As media becomes increasingly technology-led, investment cycles are also changing. Platforms such as programmatic DOOH, retail media, and AI-driven advertising require upfront capital, making tax policy a direct driver of innovation speed. Siddharth Dabhade, Group Chief Business Officer, Lemma, argues that faster capital recovery could unlock a new phase of infrastructure-led growth.
“One policy move that could significantly accelerate growth in India’s marketing and digital ecosystem is a structured tax incentive or accelerated depreciation framework for digital infrastructure investments—especially programmatic DOOH, retail media tech, and AI-led ad platforms. Enabling faster capital recovery would catalyse innovation, formalise fragmented inventory, and position India as a global hub for scalable, tech-driven media infrastructure.”

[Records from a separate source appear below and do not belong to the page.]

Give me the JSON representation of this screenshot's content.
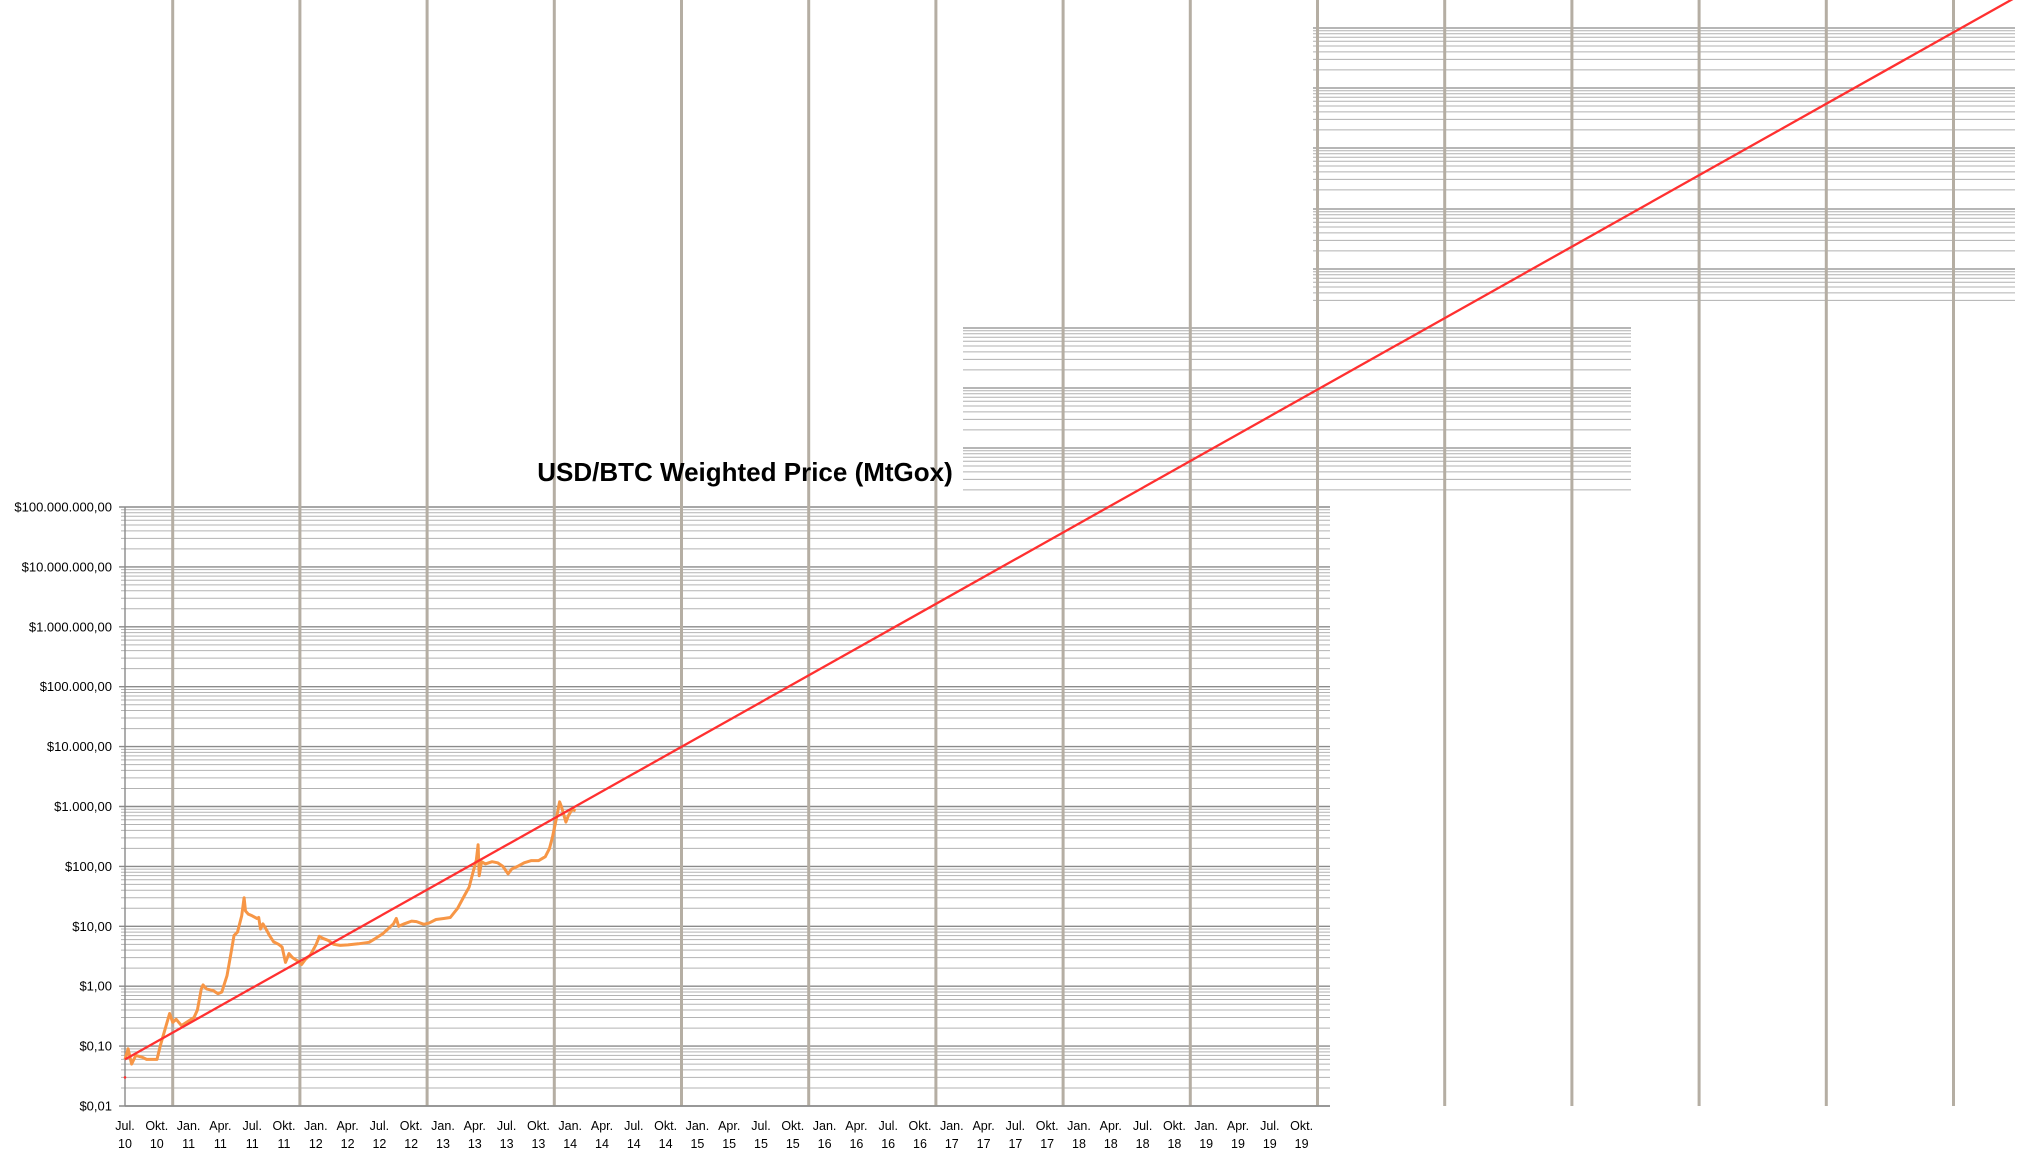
{
  "chart_data": {
    "type": "line",
    "title": "USD/BTC Weighted Price (MtGox)",
    "y_scale": "log",
    "ylim": [
      0.01,
      100000000
    ],
    "y_tick_labels": [
      "$0,01",
      "$0,10",
      "$1,00",
      "$10,00",
      "$100,00",
      "$1.000,00",
      "$10.000,00",
      "$100.000,00",
      "$1.000.000,00",
      "$10.000.000,00",
      "$100.000.000,00"
    ],
    "y_tick_values": [
      0.01,
      0.1,
      1,
      10,
      100,
      1000,
      10000,
      100000,
      1000000,
      10000000,
      100000000
    ],
    "x_tick_labels": [
      [
        "Jul.",
        "10"
      ],
      [
        "Okt.",
        "10"
      ],
      [
        "Jan.",
        "11"
      ],
      [
        "Apr.",
        "11"
      ],
      [
        "Jul.",
        "11"
      ],
      [
        "Okt.",
        "11"
      ],
      [
        "Jan.",
        "12"
      ],
      [
        "Apr.",
        "12"
      ],
      [
        "Jul.",
        "12"
      ],
      [
        "Okt.",
        "12"
      ],
      [
        "Jan.",
        "13"
      ],
      [
        "Apr.",
        "13"
      ],
      [
        "Jul.",
        "13"
      ],
      [
        "Okt.",
        "13"
      ],
      [
        "Jan.",
        "14"
      ],
      [
        "Apr.",
        "14"
      ],
      [
        "Jul.",
        "14"
      ],
      [
        "Okt.",
        "14"
      ],
      [
        "Jan.",
        "15"
      ],
      [
        "Apr.",
        "15"
      ],
      [
        "Jul.",
        "15"
      ],
      [
        "Okt.",
        "15"
      ],
      [
        "Jan.",
        "16"
      ],
      [
        "Apr.",
        "16"
      ],
      [
        "Jul.",
        "16"
      ],
      [
        "Okt.",
        "16"
      ],
      [
        "Jan.",
        "17"
      ],
      [
        "Apr.",
        "17"
      ],
      [
        "Jul.",
        "17"
      ],
      [
        "Okt.",
        "17"
      ],
      [
        "Jan.",
        "18"
      ],
      [
        "Apr.",
        "18"
      ],
      [
        "Jul.",
        "18"
      ],
      [
        "Okt.",
        "18"
      ],
      [
        "Jan.",
        "19"
      ],
      [
        "Apr.",
        "19"
      ],
      [
        "Jul.",
        "19"
      ],
      [
        "Okt.",
        "19"
      ]
    ],
    "xlim": [
      "2010-07-01",
      "2019-10-01"
    ],
    "grid": true,
    "legend": "none",
    "series": [
      {
        "color": "#f79646",
        "points": [
          [
            "2010-07-01",
            0.06
          ],
          [
            "2010-07-10",
            0.09
          ],
          [
            "2010-07-20",
            0.05
          ],
          [
            "2010-08-01",
            0.07
          ],
          [
            "2010-08-20",
            0.065
          ],
          [
            "2010-09-01",
            0.06
          ],
          [
            "2010-10-01",
            0.06
          ],
          [
            "2010-10-10",
            0.1
          ],
          [
            "2010-10-25",
            0.2
          ],
          [
            "2010-11-06",
            0.35
          ],
          [
            "2010-11-15",
            0.25
          ],
          [
            "2010-11-25",
            0.28
          ],
          [
            "2010-12-10",
            0.22
          ],
          [
            "2010-12-25",
            0.25
          ],
          [
            "2011-01-15",
            0.3
          ],
          [
            "2011-01-25",
            0.4
          ],
          [
            "2011-02-05",
            0.9
          ],
          [
            "2011-02-10",
            1.05
          ],
          [
            "2011-02-20",
            0.9
          ],
          [
            "2011-03-10",
            0.85
          ],
          [
            "2011-03-25",
            0.75
          ],
          [
            "2011-04-05",
            0.8
          ],
          [
            "2011-04-20",
            1.5
          ],
          [
            "2011-05-01",
            3.5
          ],
          [
            "2011-05-10",
            7
          ],
          [
            "2011-05-20",
            8
          ],
          [
            "2011-06-01",
            15
          ],
          [
            "2011-06-08",
            30
          ],
          [
            "2011-06-12",
            18
          ],
          [
            "2011-06-20",
            16
          ],
          [
            "2011-07-01",
            15
          ],
          [
            "2011-07-15",
            13.5
          ],
          [
            "2011-07-20",
            14
          ],
          [
            "2011-07-25",
            9
          ],
          [
            "2011-08-01",
            11
          ],
          [
            "2011-08-10",
            9
          ],
          [
            "2011-08-20",
            7
          ],
          [
            "2011-09-01",
            5.5
          ],
          [
            "2011-09-15",
            5
          ],
          [
            "2011-09-25",
            4.5
          ],
          [
            "2011-10-05",
            2.5
          ],
          [
            "2011-10-15",
            3.5
          ],
          [
            "2011-10-25",
            3
          ],
          [
            "2011-11-10",
            2.6
          ],
          [
            "2011-11-20",
            2.3
          ],
          [
            "2011-12-01",
            2.8
          ],
          [
            "2011-12-15",
            3.3
          ],
          [
            "2012-01-01",
            5
          ],
          [
            "2012-01-10",
            6.8
          ],
          [
            "2012-01-20",
            6.3
          ],
          [
            "2012-02-05",
            5.8
          ],
          [
            "2012-02-20",
            5
          ],
          [
            "2012-03-10",
            4.8
          ],
          [
            "2012-04-01",
            4.9
          ],
          [
            "2012-05-01",
            5.1
          ],
          [
            "2012-06-01",
            5.4
          ],
          [
            "2012-06-20",
            6.3
          ],
          [
            "2012-07-10",
            7.5
          ],
          [
            "2012-07-25",
            9
          ],
          [
            "2012-08-10",
            11
          ],
          [
            "2012-08-18",
            13.5
          ],
          [
            "2012-08-25",
            10
          ],
          [
            "2012-09-10",
            11
          ],
          [
            "2012-10-01",
            12.2
          ],
          [
            "2012-10-15",
            12
          ],
          [
            "2012-11-05",
            10.8
          ],
          [
            "2012-11-20",
            11.3
          ],
          [
            "2012-12-10",
            13
          ],
          [
            "2013-01-01",
            13.5
          ],
          [
            "2013-01-20",
            14
          ],
          [
            "2013-02-10",
            20
          ],
          [
            "2013-03-01",
            32
          ],
          [
            "2013-03-15",
            45
          ],
          [
            "2013-03-25",
            75
          ],
          [
            "2013-04-05",
            130
          ],
          [
            "2013-04-10",
            230
          ],
          [
            "2013-04-13",
            70
          ],
          [
            "2013-04-20",
            120
          ],
          [
            "2013-05-01",
            110
          ],
          [
            "2013-05-20",
            120
          ],
          [
            "2013-06-05",
            115
          ],
          [
            "2013-06-20",
            100
          ],
          [
            "2013-07-05",
            75
          ],
          [
            "2013-07-15",
            90
          ],
          [
            "2013-08-01",
            100
          ],
          [
            "2013-08-20",
            115
          ],
          [
            "2013-09-10",
            125
          ],
          [
            "2013-10-01",
            125
          ],
          [
            "2013-10-20",
            145
          ],
          [
            "2013-11-01",
            200
          ],
          [
            "2013-11-10",
            320
          ],
          [
            "2013-11-20",
            600
          ],
          [
            "2013-11-30",
            1200
          ],
          [
            "2013-12-05",
            1000
          ],
          [
            "2013-12-18",
            550
          ],
          [
            "2013-12-25",
            700
          ],
          [
            "2014-01-05",
            900
          ],
          [
            "2014-01-15",
            850
          ]
        ]
      }
    ],
    "trendline": {
      "color": "#ff3030",
      "points": [
        [
          "2010-07-01",
          0.06
        ],
        [
          "2019-10-01",
          6500000000
        ]
      ]
    }
  }
}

Yet, no ecosystem can grow without talent willing to take risk. For Kartik Mehta, CBO and Head of Asia, Channel Factory, the way ESOPs are taxed today directly affects innovation, mobility, and startup momentum.
“The upcoming budget should look at focusing on fixing ESOP taxation in the quickest way possible. Along with focusing on India-specific AI models and the digital properties, the government should also make some announcements around ESOP. Taxing ESOPs before liquidity discourages people from taking risks and switching jobs. This affects talent mobility and innovation in the industry. Delaying taxes on ESOPs until liquidity and making ESOP grants simpler would help Indian startups grow faster. This will reduce the talent crunch, fuel innovation, and scale up startups without heavy government investment.”
Taken together, these perspectives highlight a clear opportunity for Budget 2026 to build a strong, enabling framework that connects skills, capital, innovation, and entrepreneurship into one growth engine.
By supporting indigenous AI, modern digital infrastructure, startup risk-taking, and talent mobility, the Union Budget can help accelerate India’s transition from digital scale to digital leadership, positioning the country not just as a market for technology but as a global creator of it.